Dato' (Dr) Vinod Sekhar is the Chairman and Chief Executive of the PETRA Group, which is a global conglomerate involved in sustainable industries, with one common goal of providing solutions for humanity. PETRA Group’s businesses range from  aerospace, arms, defense, information security, airline, energy, petrochemicals, natural gas, banking, cryptocurrency, medical, artificial intelligence, gaming, telecommunication, plantations, biotechnology, e-commerce, education, information technology, satellite communication, semiconductor, shipping,  manufacturing, modular building construction, green rubber technology, rail transit systems, agriculture, media, entertainment, lifestyle, and research and advocacy.

As an advocate for social capitalism, Sekhar believes that business interests and society concerns should go hand in hand, which acts as the basis of the PETRA Group. He believes that enterprises should be run as profitable ventures while doing the right thing for employees, customers, society and the environment, to ensure sustainable wealth creation and equitable income generation for all.

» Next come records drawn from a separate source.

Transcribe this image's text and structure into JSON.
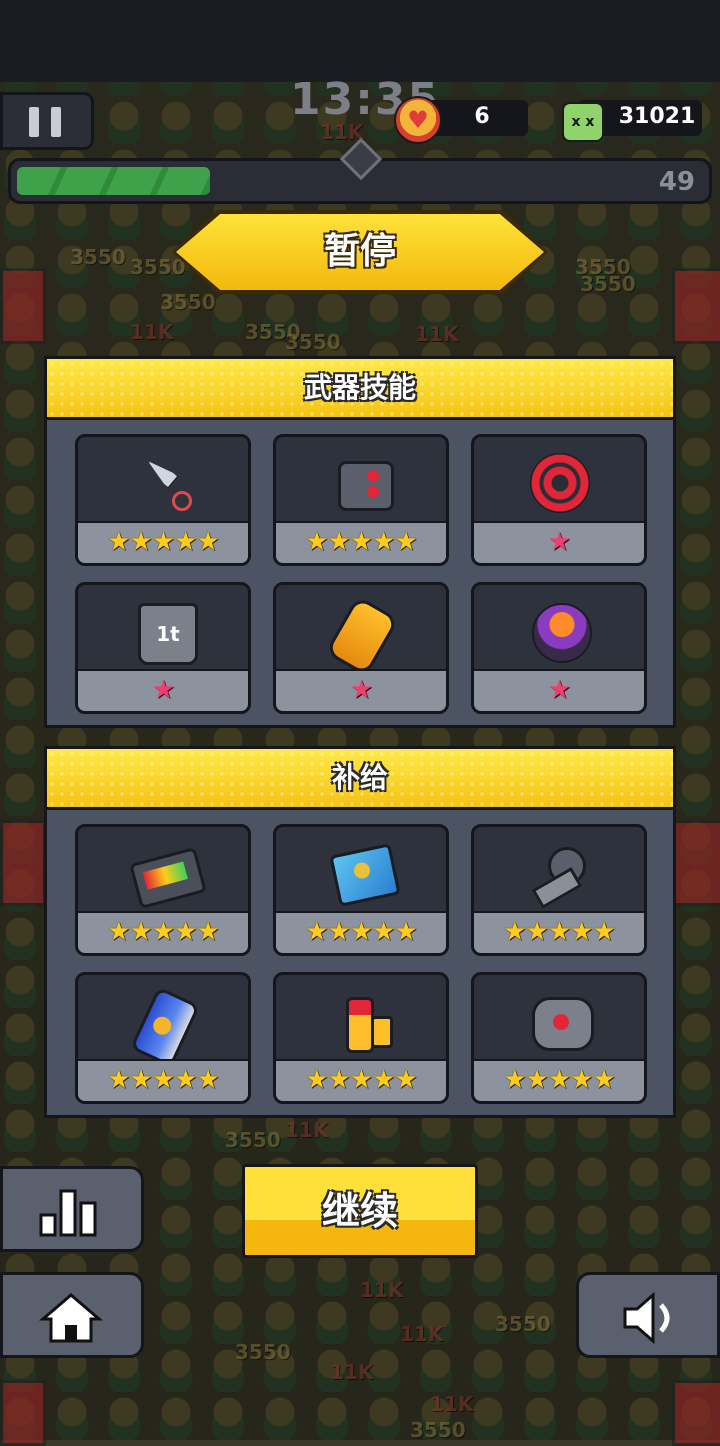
{
  "hud": {
    "timer": "13:35",
    "lives": "6",
    "kills": "31021",
    "level": "49",
    "xp_progress_percent": 28
  },
  "pause_title": "暂停",
  "weapons": {
    "header": "武器技能",
    "items": [
      {
        "icon": "kunai-icon",
        "stars": "★★★★★",
        "star_color": "gold"
      },
      {
        "icon": "robot-head-icon",
        "stars": "★★★★★",
        "star_color": "gold"
      },
      {
        "icon": "sawblade-icon",
        "stars": "★",
        "star_color": "pink"
      },
      {
        "icon": "weight-1t-icon",
        "label": "1t",
        "stars": "★",
        "star_color": "pink"
      },
      {
        "icon": "energy-capsule-icon",
        "stars": "★",
        "star_color": "pink"
      },
      {
        "icon": "orb-launcher-icon",
        "stars": "★",
        "star_color": "pink"
      }
    ]
  },
  "supplies": {
    "header": "补给",
    "items": [
      {
        "icon": "battery-pack-icon",
        "stars": "★★★★★",
        "star_color": "gold"
      },
      {
        "icon": "book-icon",
        "stars": "★★★★★",
        "star_color": "gold"
      },
      {
        "icon": "mechanical-arm-icon",
        "stars": "★★★★★",
        "star_color": "gold"
      },
      {
        "icon": "energy-can-icon",
        "stars": "★★★★★",
        "star_color": "gold"
      },
      {
        "icon": "battery-cell-icon",
        "stars": "★★★★★",
        "star_color": "gold"
      },
      {
        "icon": "magnet-icon",
        "stars": "★★★★★",
        "star_color": "gold"
      }
    ]
  },
  "continue_label": "继续",
  "colors": {
    "gold_star": "#ffcc1a",
    "pink_star": "#ef3f6e",
    "banner_yellow": "#ffe23a",
    "panel_bg": "#4c5363"
  }
}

He is the founder of the Vinod Sekhar Foundation that undertakes various initiatives to alleviate poverty, provide healthcare and education, and support the most vulnerable communities including the indigenous, disabled, old folks, children, refugees, and poor.

He was named by Forbes magazine as Malaysia's 28th richest man in 2009.

The title of Dato' was given to Sekhar at the age of 26 by Yang di Pertuan Besar of Negeri Sembilan, Tuanku Ja'afar on his 71st birthday, who was at that time the 10th Yang di Pertuan Agong of Malaysia.

Personal life
Sekhar is the youngest son of Sukumari Nair and B.C. Sekhar, also known as Mr. Natural Rubber, who for a time provided significant inputs in the global natural rubber industry. He has three siblings. He is married to Winy Sekhar with whom he has two daughters, Petra and Tara.

He has written numerous plays and even produced a book of poetry. "In the Mind's Eye", one of the plays that he has written was a success and was well received when it was produced in the United States, United Kingdom and in his homeland, Malaysia.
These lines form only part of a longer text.